What Is Weighing On The Turkish Dollar?

Includes: TUR
by: Andrew Sachais

Economic growth in Turkey is slowing.

Household spending is expanding, while exports contract.

As economic growth remains suppressed, its currency should fall further.

The Turkish dollar remains weak as economic growth slows. The U.S. dollar has risen nearly 6% against the Turkish currency over the past month.

In the first quarter, the economic growth figure came in at an annual pace of 2.3%, down from the previous quarter's reading of 2.6%, while exceeding estimates for 1.6%. Since peaking at over 12% in 2011, economic growth has fallen to current levels, seen below. Consumer spending buoyed the growth measure.

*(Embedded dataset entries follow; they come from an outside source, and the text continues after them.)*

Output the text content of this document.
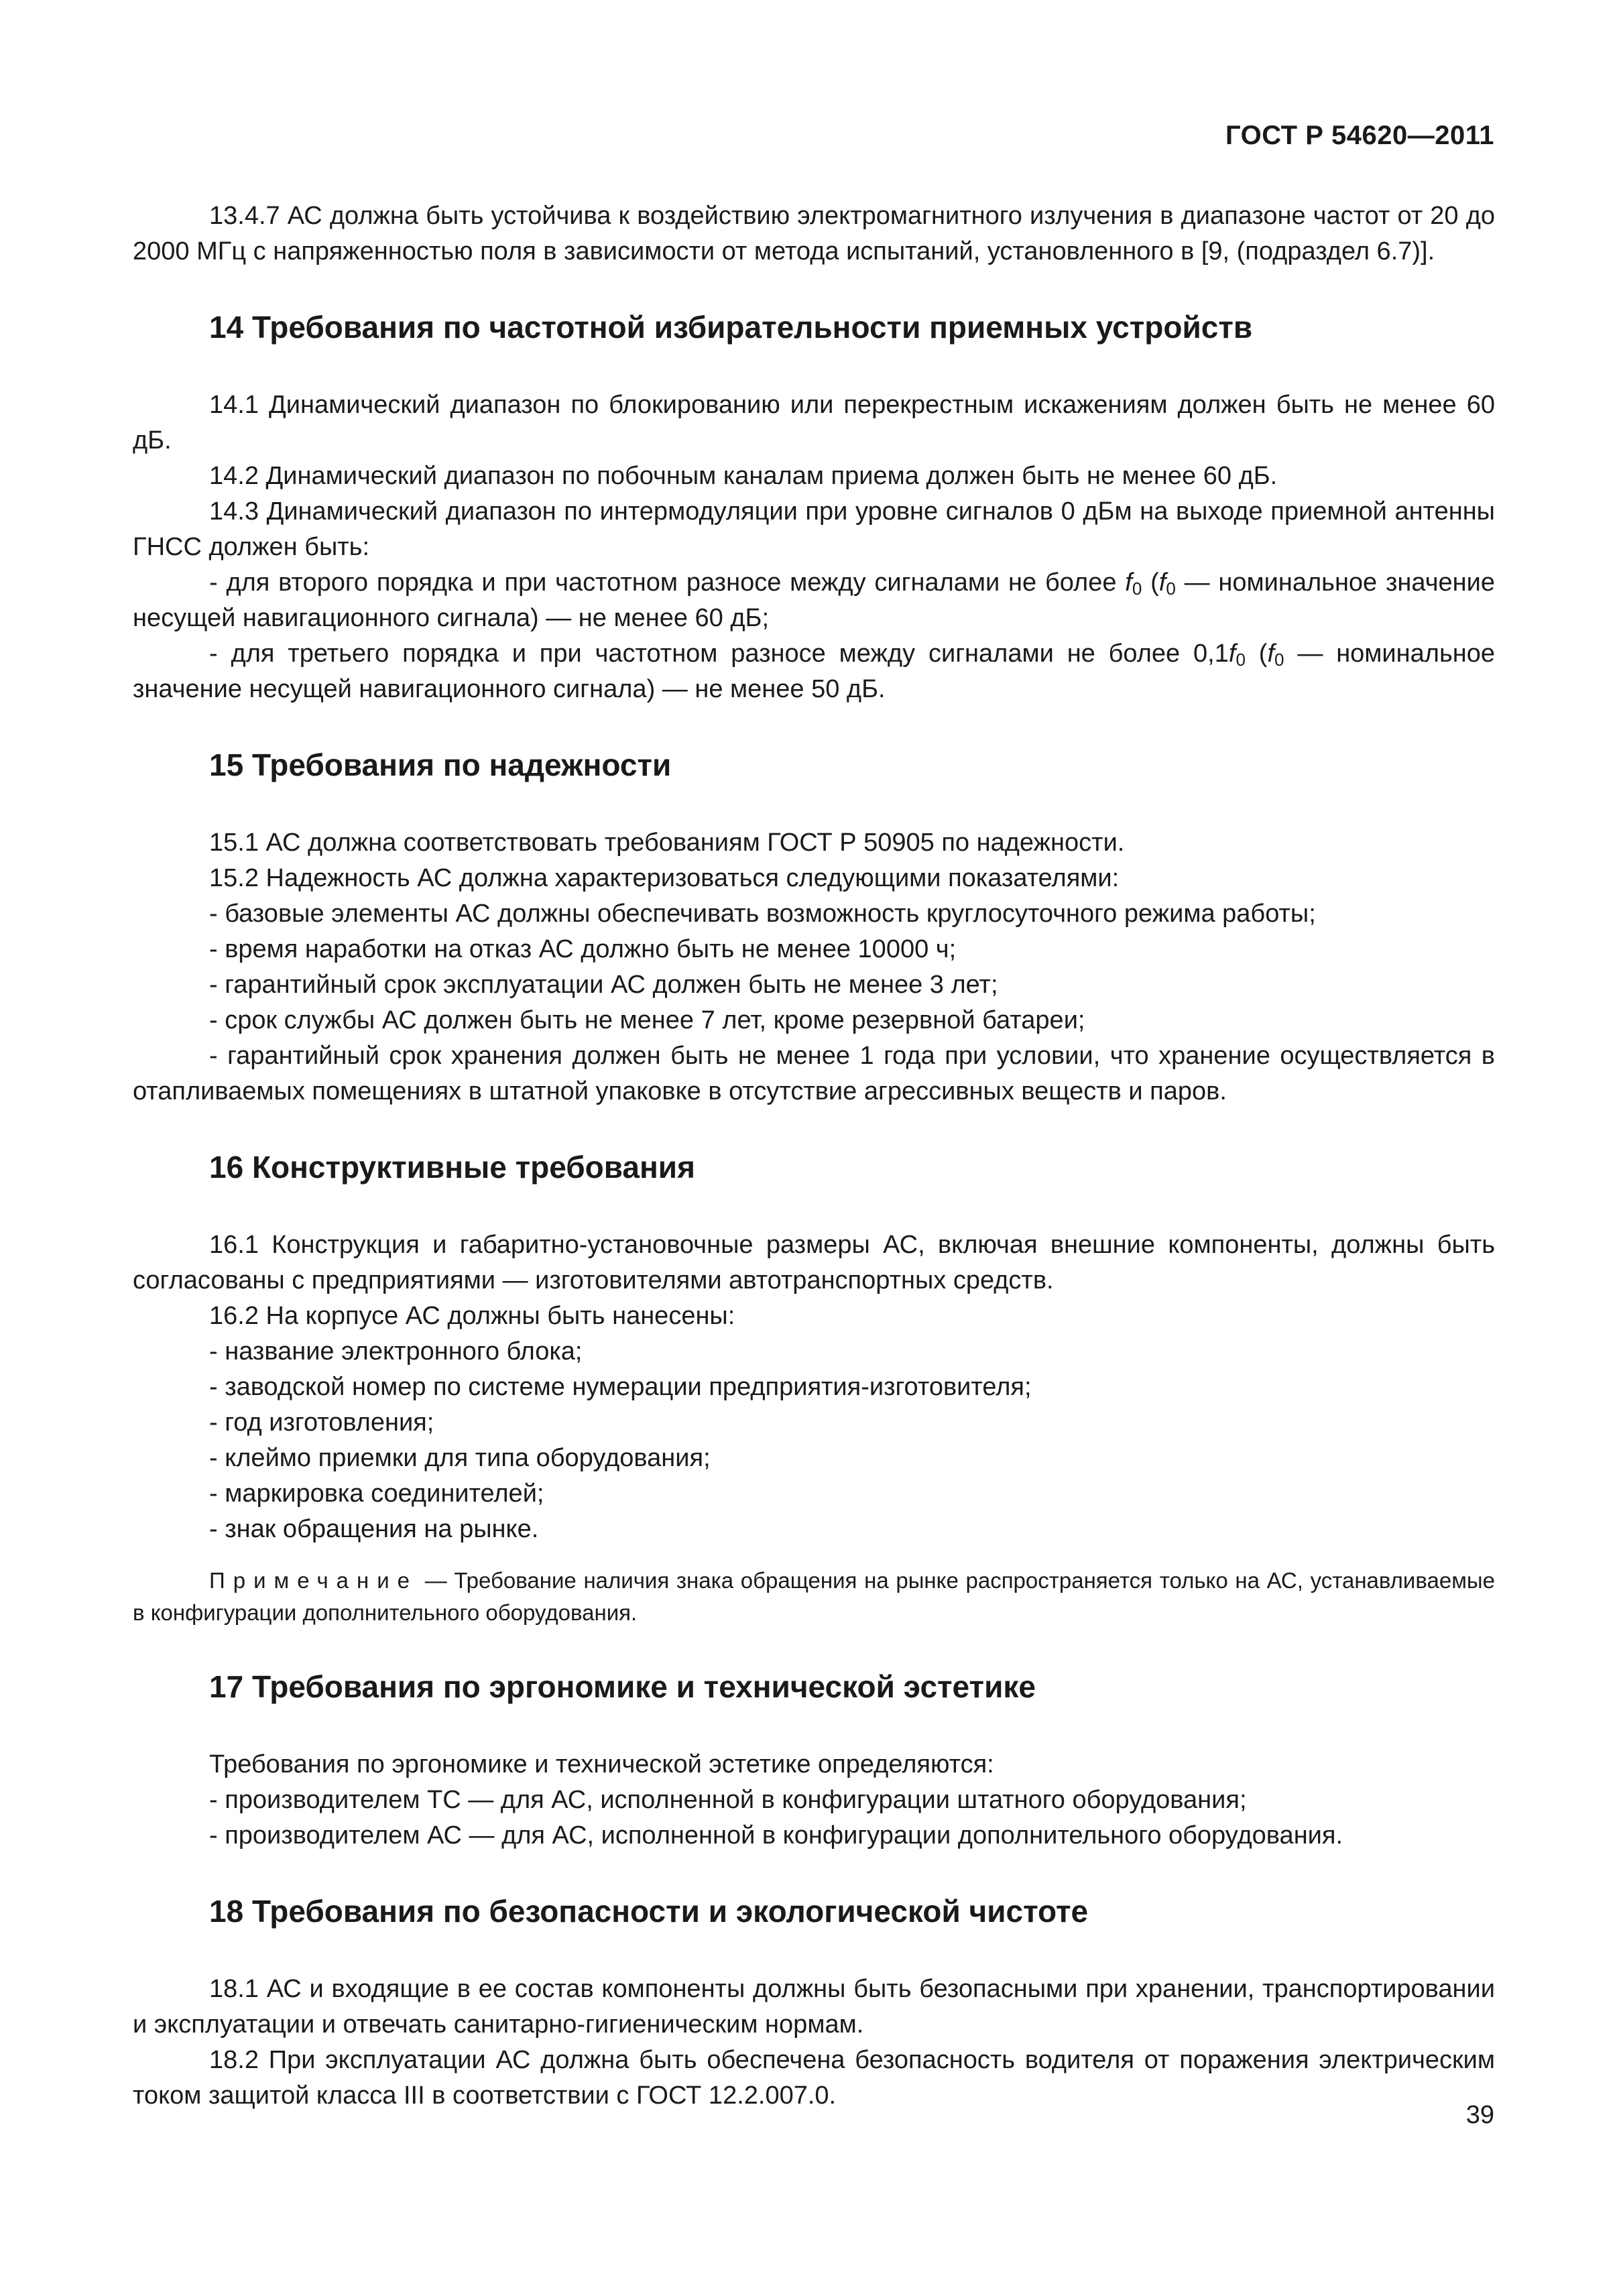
ГОСТ Р 54620—2011

13.4.7 АС должна быть устойчива к воздействию электромагнитного излучения в диапазоне частот от 20 до 2000 МГц с напряженностью поля в зависимости от метода испытаний, установленного в [9, (подраздел 6.7)].

14 Требования по частотной избирательности приемных устройств

14.1 Динамический диапазон по блокированию или перекрестным искажениям должен быть не менее 60 дБ.

14.2 Динамический диапазон по побочным каналам приема должен быть не менее 60 дБ.

14.3 Динамический диапазон по интермодуляции при уровне сигналов 0 дБм на выходе приемной антенны ГНСС должен быть:

- для второго порядка и при частотном разносе между сигналами не более $f_0$ ($f_0$ — номинальное значение несущей навигационного сигнала) — не менее 60 дБ;

- для третьего порядка и при частотном разносе между сигналами не более $0,1f_0$ ($f_0$ — номинальное значение несущей навигационного сигнала) — не менее 50 дБ.

15 Требования по надежности

15.1 АС должна соответствовать требованиям ГОСТ Р 50905 по надежности.

15.2 Надежность АС должна характеризоваться следующими показателями:

- базовые элементы АС должны обеспечивать возможность круглосуточного режима работы;

- время наработки на отказ АС должно быть не менее 10000 ч;

- гарантийный срок эксплуатации АС должен быть не менее 3 лет;

- срок службы АС должен быть не менее 7 лет, кроме резервной батареи;

- гарантийный срок хранения должен быть не менее 1 года при условии, что хранение осуществляется в отапливаемых помещениях в штатной упаковке в отсутствие агрессивных веществ и паров.

16 Конструктивные требования

16.1 Конструкция и габаритно-установочные размеры АС, включая внешние компоненты, должны быть согласованы с предприятиями — изготовителями автотранспортных средств.

16.2 На корпусе АС должны быть нанесены:

- название электронного блока;

- заводской номер по системе нумерации предприятия-изготовителя;

- год изготовления;

- клеймо приемки для типа оборудования;

- маркировка соединителей;

- знак обращения на рынке.

Примечание — Требование наличия знака обращения на рынке распространяется только на АС, устанавливаемые в конфигурации дополнительного оборудования.

17 Требования по эргономике и технической эстетике

Требования по эргономике и технической эстетике определяются:

- производителем ТС — для АС, исполненной в конфигурации штатного оборудования;

- производителем АС — для АС, исполненной в конфигурации дополнительного оборудования.

18 Требования по безопасности и экологической чистоте

18.1 АС и входящие в ее состав компоненты должны быть безопасными при хранении, транспортировании и эксплуатации и отвечать санитарно-гигиеническим нормам.

18.2 При эксплуатации АС должна быть обеспечена безопасность водителя от поражения электрическим током защитой класса III в соответствии с ГОСТ 12.2.007.0.

39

"Household consumption increased 4.5 percent (2.4 percent in the last quarter of 2014) and government spending rose 2.5 percent (1.7 percent in the last quarter of 2014) while gross fixed capital formation was flat (-0.1 percent in the last quarter of 2014).

Exports shrank 0.3 percent (3.4 percent in the last quarter of 2014)," according to Trading Economics.

Although retail sales are driving growth, it still has a lot of room to improve. In April, the retail sales figure came in at an annual pace of 3.8%, above the previous month's reading of 3.1%, while also exceeding estimates for 3.7%. Over the last year, retail sales have oscillated between 0% and 5%, seen below. Household spending has been largely in the services sector.

"When we look at the content of the growth we see that the services sector is one of biggest factors. With its 62.7 percent share in growth, the services sector showed an increase of 4.1 percent annually," according to the Anadolu Agency.

Finally, one of the larger weights on economic growth has been export revenue. In April, the export figure came in at an annual pace of -1.22% contraction, down from the previous month's reading of -0.05%. After peaking in late 2011 at 20%, exports have steadily fallen, seen below. Loss of competiveness has been blamed for the slowdown in exports.

"Turkey has lost its competitiveness. So much so that although there has been a 55% devaluation in dollar parity over the past 24 months, we can't still sell our products.

Other countries applied the declining world crude oil prices to their domestic prices and lowered their energy costs by 50%.

But Turkey, as it finances its budget from indirect taxes on oil and energy, did not apply lower energy prices to its domestic prices.

This meant that the devaluation caused further increases in domestic prices. That is, while other developing countries were increasing their exports, Turkey lost significantly," according to AL Monitor.

Turkey's economy is gradually weakening. Consumer spending continues to grow, while exports are contracting. Additionally, political strife in the country, due to recent elections, could weigh on investor sentiment. Until a turnaround in Turkey's economy takes place, its currency should continue to weaken.